Em 2017 também aprendi que pessoas muito diferentes podem sim agregar visões interessantes pra sua vida, mas que é necessário tomar cuidado para não se perder em caminhos que não queria trilhar. É preciso ser grato pelos ensinamentos encontrados no meio das discussões e pela paciência agregada. Também é necessário perceber realidades das quais você não quer participar, máscaras que não quer colocar por já ter sofrido demais pra retirar cada uma delas em algum outro momento da vida. Não importa onde se vá, sempre há uma religiosidade travestida de amor. Não importa onde se vá, há gente oportunista. Não importa onde se vá, existe maldade. O que importa mesmo é ser capaz de trocar as lentes pelas quais se enxerga o mundo. Os sofrimentos envolvidos. A perversidade inerente a cada um, incluindo primeiramente euzinha. É extremamente necessário tentar entender motivos alheios e se eles forem balela, paciência. Às vezes a gente precisa ser egoísta pra ter paz. Às vezes a gente precisa desapegar da ideia de infância de salvar o mundo todo e de que eu seria capaz de transformar pessoas. Não. Não é minha a capacidade de transformar pensamentos, só o amor é. E ainda assim, não é o meu amor. O meu acaba sendo só um reflexo do maior amor do mundo. E eu aceito os erros alheios, as escolhas alheias e as consequências delas por que é necessário que eu aceite os meus primeiro e saiba da necessidade de perdoar, pra minha própria sanidade mental.
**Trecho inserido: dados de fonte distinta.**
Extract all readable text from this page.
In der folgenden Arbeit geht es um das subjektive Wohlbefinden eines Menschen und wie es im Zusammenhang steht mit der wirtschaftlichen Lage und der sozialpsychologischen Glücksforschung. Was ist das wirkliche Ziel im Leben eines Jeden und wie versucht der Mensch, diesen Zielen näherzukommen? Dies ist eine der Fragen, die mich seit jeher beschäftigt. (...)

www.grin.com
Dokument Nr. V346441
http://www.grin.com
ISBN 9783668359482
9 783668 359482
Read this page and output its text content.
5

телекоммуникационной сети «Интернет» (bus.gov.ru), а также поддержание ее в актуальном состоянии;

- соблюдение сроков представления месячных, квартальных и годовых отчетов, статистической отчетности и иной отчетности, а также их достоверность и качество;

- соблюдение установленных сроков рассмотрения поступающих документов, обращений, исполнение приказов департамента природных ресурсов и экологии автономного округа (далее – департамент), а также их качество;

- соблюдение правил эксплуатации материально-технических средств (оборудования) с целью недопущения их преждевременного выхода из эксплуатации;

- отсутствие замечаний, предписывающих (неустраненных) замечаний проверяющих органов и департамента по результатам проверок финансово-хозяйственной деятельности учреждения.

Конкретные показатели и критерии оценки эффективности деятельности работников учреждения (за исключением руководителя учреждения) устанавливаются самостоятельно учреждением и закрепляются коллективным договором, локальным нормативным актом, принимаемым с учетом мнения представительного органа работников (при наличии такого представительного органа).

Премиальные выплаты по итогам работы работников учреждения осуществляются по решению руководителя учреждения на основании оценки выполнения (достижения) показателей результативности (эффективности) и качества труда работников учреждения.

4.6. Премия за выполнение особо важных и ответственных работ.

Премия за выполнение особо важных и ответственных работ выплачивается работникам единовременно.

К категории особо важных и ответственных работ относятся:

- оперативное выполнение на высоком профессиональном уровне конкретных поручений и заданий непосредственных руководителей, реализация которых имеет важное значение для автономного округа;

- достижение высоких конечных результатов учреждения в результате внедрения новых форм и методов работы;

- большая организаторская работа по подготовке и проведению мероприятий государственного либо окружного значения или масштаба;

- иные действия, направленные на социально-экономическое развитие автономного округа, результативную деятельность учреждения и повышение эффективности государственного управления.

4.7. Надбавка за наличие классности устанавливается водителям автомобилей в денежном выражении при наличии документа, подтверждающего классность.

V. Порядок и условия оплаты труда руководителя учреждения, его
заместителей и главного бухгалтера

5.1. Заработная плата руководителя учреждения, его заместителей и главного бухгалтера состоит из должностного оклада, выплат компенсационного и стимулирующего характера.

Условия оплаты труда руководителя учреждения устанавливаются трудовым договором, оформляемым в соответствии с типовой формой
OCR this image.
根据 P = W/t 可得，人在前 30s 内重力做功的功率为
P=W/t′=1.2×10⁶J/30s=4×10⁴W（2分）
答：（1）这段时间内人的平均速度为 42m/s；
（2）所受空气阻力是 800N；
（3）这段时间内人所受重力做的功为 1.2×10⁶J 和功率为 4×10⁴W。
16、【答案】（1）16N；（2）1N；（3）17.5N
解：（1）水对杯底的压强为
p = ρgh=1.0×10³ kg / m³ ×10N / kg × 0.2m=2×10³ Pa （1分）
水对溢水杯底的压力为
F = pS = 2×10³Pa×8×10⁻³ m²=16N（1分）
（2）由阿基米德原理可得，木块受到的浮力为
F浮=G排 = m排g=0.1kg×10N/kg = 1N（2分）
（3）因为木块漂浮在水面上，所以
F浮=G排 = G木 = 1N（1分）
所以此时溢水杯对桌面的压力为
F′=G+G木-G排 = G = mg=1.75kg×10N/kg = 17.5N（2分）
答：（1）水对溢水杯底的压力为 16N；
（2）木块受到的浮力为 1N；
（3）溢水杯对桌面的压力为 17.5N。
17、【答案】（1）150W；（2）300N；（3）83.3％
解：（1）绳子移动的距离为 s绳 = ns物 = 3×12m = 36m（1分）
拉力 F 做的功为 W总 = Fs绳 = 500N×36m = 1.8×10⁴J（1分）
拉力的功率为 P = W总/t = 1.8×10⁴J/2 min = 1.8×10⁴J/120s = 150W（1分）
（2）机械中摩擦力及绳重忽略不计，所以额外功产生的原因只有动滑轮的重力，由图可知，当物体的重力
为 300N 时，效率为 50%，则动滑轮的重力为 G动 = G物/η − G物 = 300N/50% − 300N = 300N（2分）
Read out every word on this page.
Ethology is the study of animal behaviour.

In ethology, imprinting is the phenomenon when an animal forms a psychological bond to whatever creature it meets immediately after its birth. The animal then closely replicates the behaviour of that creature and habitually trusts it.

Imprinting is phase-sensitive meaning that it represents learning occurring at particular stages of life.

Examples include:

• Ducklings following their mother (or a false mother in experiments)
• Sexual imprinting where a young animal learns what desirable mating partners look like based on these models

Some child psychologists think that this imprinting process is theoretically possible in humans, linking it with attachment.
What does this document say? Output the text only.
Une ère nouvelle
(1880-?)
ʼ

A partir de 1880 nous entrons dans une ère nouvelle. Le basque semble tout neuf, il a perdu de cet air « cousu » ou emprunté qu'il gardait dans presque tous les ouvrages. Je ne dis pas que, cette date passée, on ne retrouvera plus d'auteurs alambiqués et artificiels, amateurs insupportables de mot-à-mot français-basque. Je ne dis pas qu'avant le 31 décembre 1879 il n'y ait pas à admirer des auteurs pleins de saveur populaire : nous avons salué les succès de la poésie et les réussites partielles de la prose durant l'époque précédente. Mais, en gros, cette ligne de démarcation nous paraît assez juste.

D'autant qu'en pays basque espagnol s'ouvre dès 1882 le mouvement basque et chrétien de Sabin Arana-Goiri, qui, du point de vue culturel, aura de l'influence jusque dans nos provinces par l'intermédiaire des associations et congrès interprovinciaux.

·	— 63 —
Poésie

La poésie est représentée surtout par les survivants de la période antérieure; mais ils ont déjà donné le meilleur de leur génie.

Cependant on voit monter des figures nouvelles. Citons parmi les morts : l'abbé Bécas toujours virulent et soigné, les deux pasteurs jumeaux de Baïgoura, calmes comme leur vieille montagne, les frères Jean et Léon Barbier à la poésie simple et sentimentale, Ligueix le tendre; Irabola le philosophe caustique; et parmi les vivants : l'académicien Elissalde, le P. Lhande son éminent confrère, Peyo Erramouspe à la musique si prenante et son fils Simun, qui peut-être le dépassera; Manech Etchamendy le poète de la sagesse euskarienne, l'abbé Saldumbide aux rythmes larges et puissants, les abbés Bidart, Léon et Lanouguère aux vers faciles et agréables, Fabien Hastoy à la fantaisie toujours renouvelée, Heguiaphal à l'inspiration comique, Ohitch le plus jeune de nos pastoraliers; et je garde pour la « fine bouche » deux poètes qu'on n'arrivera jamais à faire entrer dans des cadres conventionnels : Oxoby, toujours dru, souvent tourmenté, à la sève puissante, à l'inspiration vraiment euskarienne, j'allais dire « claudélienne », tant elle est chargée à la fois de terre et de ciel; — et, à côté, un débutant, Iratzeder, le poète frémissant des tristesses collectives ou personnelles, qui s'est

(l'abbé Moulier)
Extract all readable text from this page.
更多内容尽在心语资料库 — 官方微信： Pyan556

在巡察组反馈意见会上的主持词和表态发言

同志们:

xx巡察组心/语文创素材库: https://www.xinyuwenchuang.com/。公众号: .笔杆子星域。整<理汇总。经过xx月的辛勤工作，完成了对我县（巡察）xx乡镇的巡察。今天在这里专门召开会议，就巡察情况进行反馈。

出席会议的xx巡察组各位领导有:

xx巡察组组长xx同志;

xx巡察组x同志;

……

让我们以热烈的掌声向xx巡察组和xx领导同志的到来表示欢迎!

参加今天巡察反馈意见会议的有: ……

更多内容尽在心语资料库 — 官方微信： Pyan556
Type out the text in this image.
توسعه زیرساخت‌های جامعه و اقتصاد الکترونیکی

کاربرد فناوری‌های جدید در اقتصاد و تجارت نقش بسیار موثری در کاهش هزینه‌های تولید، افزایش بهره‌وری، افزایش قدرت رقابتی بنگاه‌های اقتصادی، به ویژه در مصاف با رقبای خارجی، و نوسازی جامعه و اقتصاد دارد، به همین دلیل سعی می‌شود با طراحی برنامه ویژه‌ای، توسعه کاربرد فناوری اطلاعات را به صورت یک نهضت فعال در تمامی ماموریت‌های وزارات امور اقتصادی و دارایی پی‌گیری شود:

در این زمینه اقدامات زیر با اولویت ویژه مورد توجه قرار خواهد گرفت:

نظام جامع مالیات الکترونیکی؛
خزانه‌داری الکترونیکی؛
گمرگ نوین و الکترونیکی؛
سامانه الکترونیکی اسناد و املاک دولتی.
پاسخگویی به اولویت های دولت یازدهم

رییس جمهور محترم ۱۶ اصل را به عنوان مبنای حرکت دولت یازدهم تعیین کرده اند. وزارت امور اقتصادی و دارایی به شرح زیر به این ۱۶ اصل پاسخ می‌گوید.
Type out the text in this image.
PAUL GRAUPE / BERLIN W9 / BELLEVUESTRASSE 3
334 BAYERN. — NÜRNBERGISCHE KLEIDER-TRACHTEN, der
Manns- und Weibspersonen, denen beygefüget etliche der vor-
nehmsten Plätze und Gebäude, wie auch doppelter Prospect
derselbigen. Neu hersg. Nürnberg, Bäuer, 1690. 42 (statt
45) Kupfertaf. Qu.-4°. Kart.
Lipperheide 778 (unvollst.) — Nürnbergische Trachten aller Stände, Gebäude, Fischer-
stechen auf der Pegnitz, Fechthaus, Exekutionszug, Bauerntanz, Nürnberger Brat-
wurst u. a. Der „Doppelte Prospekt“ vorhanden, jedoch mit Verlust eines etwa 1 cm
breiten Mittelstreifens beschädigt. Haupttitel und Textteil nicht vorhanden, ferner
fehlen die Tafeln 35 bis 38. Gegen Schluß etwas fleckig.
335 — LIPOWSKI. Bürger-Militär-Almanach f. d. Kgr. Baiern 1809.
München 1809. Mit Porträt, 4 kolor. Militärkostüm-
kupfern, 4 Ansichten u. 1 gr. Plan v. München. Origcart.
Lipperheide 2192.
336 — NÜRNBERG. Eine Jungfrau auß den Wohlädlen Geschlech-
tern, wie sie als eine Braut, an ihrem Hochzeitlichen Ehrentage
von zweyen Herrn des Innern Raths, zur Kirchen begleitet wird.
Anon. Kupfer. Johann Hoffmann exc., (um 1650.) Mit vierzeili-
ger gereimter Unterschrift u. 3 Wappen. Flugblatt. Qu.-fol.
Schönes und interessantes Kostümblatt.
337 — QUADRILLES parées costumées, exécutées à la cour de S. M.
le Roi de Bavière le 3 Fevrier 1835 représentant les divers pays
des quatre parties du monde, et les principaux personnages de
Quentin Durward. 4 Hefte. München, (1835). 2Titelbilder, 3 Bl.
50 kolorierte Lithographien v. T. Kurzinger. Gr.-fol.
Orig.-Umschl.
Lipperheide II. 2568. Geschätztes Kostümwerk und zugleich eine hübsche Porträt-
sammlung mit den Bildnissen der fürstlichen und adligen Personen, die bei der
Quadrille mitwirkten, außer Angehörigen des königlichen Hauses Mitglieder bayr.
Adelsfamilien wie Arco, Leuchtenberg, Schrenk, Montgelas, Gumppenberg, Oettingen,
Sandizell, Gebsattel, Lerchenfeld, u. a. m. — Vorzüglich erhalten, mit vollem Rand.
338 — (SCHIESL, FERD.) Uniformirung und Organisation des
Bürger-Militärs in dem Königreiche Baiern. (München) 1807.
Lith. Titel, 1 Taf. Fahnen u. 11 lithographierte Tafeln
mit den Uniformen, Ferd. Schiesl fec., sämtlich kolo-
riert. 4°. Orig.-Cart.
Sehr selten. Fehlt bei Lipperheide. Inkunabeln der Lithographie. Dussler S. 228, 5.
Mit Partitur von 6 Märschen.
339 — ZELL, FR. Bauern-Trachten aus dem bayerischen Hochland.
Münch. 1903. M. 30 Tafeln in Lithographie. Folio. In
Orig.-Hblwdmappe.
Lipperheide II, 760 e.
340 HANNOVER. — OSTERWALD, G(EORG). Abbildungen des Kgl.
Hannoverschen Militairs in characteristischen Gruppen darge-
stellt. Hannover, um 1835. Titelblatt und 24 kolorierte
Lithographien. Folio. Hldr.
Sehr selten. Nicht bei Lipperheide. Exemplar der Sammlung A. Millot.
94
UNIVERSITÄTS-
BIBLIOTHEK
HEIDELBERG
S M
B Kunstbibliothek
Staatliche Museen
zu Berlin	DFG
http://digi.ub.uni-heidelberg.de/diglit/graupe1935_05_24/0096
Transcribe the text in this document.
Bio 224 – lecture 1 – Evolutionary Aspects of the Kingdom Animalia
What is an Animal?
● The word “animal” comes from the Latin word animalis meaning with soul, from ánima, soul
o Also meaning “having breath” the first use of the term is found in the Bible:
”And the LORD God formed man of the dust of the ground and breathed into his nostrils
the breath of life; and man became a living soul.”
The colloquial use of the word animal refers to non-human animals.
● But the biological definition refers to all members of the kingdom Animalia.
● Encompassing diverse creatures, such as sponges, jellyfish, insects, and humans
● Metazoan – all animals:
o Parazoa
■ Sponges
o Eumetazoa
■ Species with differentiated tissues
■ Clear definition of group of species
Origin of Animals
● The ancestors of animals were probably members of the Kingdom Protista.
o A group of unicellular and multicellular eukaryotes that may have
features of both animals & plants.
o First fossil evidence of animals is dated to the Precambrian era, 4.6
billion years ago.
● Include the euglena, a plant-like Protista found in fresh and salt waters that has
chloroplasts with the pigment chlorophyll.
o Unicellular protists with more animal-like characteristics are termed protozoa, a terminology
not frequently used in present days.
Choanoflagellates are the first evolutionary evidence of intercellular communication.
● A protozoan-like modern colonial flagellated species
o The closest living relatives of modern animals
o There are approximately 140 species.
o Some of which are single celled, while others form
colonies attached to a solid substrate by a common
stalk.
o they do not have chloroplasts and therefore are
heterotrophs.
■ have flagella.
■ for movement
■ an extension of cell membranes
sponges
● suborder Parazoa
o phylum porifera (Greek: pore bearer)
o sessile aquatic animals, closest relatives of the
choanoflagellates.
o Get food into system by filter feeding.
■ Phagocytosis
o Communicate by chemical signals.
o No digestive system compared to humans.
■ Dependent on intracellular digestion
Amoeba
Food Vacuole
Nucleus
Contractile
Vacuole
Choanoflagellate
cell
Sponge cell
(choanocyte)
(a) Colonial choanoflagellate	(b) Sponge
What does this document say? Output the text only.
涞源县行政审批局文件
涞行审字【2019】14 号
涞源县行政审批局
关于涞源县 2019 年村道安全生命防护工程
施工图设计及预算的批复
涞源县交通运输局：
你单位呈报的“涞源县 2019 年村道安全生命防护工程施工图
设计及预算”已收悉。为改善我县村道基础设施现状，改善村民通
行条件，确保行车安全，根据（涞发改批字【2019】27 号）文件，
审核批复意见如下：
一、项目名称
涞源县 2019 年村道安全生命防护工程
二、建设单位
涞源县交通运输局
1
No fim das contas, sobram textões meus pra esses casos. Sobram orações. Sobra amor, ou ao menos a tentativa dele.

Em 2017 cansei de prometer e não cumprir. Comecei aos poucos. Quando o estresse estava insuportável e eu precisava de algo para sustentar o meu corpo antes que ele não aguentasse mais, descobri que poderia caminhar na USP. Distrair as ideias e melhorar a vida. Não, eu não sou regrada. Não, eu não fazia isso todos os dias.
Aí o inverno chegou. e foi aí que descobri o aplicativo de ioga. Não adotei filosofias, só as "asanas", ou poses, e segui esticando meu corpo. Foi ótimo, consegui manter firme durante 3 meses quase todos os dias. Pretendo voltar, muito em breve; tenho certeza que o meu tapetinho está com saudades. Por fim, no quesito saúde, descobri um jeito inovador de comer salada. Quero voltar a fazer e comer mais saudável. Mas sabe, tem dias que só um hamburger com os amigos tem o poder de restauração da saude mental e do corpo também. (Esse processo tá no limbo desde dezembro. Não voltei a fazer ioga nem a comer salada de um jeito saudável. Desculpa mundo).

A quem interessar possa, 2017 foi sim o ano de celebrar o amor. No inesquecível casamento da amiga, que eu tive o prazer de acompanhar de perto, em relacionamentos cagados que acabaram, em momentos de clareza diante do que era amor e o que era oportunismo, em broncas infinitas e em momentos de carinho comigo mesma. Afinal, o amor próprio era necessário e por vezes eu o deixava de escanteio. No fim das contas, eu estava bem sozinha sim senhor, mas sentia aquela vontadezinha de viver um amorzinho desses leves, que colocam sorriso no rosto da gente e transbordam. No fundo sempre rolava aquela vontadezinha de viver um amor igual aos que foram celebrados em 2017. Eu não imaginava que viveria muito mais do que aquilo, tudo em 2017 mesmo.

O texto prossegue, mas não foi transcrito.